Friday Review: Thunderbird (Miriam Black #4) by Chuck Wendig

My rating: 4 of 5 stars

This is the fourth installment in Wendig’s Miriam Black series. Miriam has a gift- or perhaps it is more of a curse: if she touches you, skin to skin, she sees your death. The when, where, and how of that death, whatever it may be. It’s not always pretty. Sure, there are the quiet, gentle glides into the darkness, but there are also gruesome murders, suicides, and the myriad other painful deaths that people experience. In this installment, Miriam is traveling to the Southwest to follow up on a clue revealed in the third book. She is seeking the seer Mary Scissors, who may have the power to lift the curse and free Miriam from her burdens. But, of course, things are never as they seem, and Mary turns out to be, if not a legend herself, a particularly difficult person to pin down. Add in a cult of terrorists bent on one big act of destruction, a young boy with a gift of his own running from those who would use him, and a few others with psychic powers of their own, and, once again, Miriam is thrown into the middle of a deadly mystery.

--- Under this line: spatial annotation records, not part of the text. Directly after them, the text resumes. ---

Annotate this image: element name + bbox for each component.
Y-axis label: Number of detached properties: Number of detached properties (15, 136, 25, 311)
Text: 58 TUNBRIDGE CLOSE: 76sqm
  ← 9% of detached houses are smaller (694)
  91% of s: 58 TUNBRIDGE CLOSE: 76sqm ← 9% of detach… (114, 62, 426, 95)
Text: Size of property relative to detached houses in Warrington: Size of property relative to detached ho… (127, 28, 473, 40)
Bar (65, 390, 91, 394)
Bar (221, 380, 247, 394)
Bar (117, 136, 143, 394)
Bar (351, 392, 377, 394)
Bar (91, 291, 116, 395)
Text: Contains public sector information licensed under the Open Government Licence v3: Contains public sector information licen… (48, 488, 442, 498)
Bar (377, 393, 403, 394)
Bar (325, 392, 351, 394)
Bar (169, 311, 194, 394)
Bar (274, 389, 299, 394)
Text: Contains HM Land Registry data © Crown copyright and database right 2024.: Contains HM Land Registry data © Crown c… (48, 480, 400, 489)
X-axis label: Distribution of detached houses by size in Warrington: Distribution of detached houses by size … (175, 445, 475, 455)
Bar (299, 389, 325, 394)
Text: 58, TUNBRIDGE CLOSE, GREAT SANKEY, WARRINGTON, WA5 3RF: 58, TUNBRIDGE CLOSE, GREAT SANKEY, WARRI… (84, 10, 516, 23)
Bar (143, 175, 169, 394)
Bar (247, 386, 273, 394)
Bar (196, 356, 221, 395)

I love Miriam Black. She’s sassy, bold, sarcastic, foul-mouthed, and extremely self-reliant. She’s also flawed, haunted by both her gift/curse and her own past, and she cares far more than she would ever admit about the people (well, most of them, anyway) she meets along her way. Once a drifter who used her power for her own gain, Miriam has changed over the course of the series. She has tried to help many of those whose unfair deaths she has seen, but she has also learned that in the grand scheme of everything, the balance of good and evil, life and death must be respected. For every life she saves, one must be sacrificed, and it is often Miriam who is left to set the balance right again. She’s changed over the series, and with one book left to go, it feels like the storm is gathering.

Wendig has made a bit of a reputation for writing horror that grabs you and won’t let go. Miriam Black is no exception. The books can be grisly and shocking as any other in the genre (one, I admit, I generally don’t read. Wendig is an exception). But that’s not the sum and substance of his work. He writes characters that, if not wholly lovable, are people- good, bad, ugly, flawed, disillusioned, hopeful, kind, cruel- the gamut of what makes people real. This particular installment of the Miriam Black series is more character and perhaps somewhat less horror/grisly than previous books. But we see Miriam develop a lot over the course of the story, and it is that growth that helps point the way to the next, and last, book in the series. There are flashbacks interspersed in the story here that help round out the characters well, even if some of them were dropped into the action at a point that seemed to slow things down a bit much. The mythology surrounding Mary Scissors and the rest of the plot is laid out well without being preachy. The ending is satisfying and still leaves the reader eager to see what’s next for Miriam. The book, and the entire series (which you should read in order as the arc of Miriam’s growth is spread throughout), should appeal to those who like urban fantasy with a strong horror aspect. It’s not always pretty, and some of it is disturbing, but it’s fast-paced and leaves you wanting to read just a few more pages. Miriam will scare you, upset you, make you laugh and sob, and she will stick with you.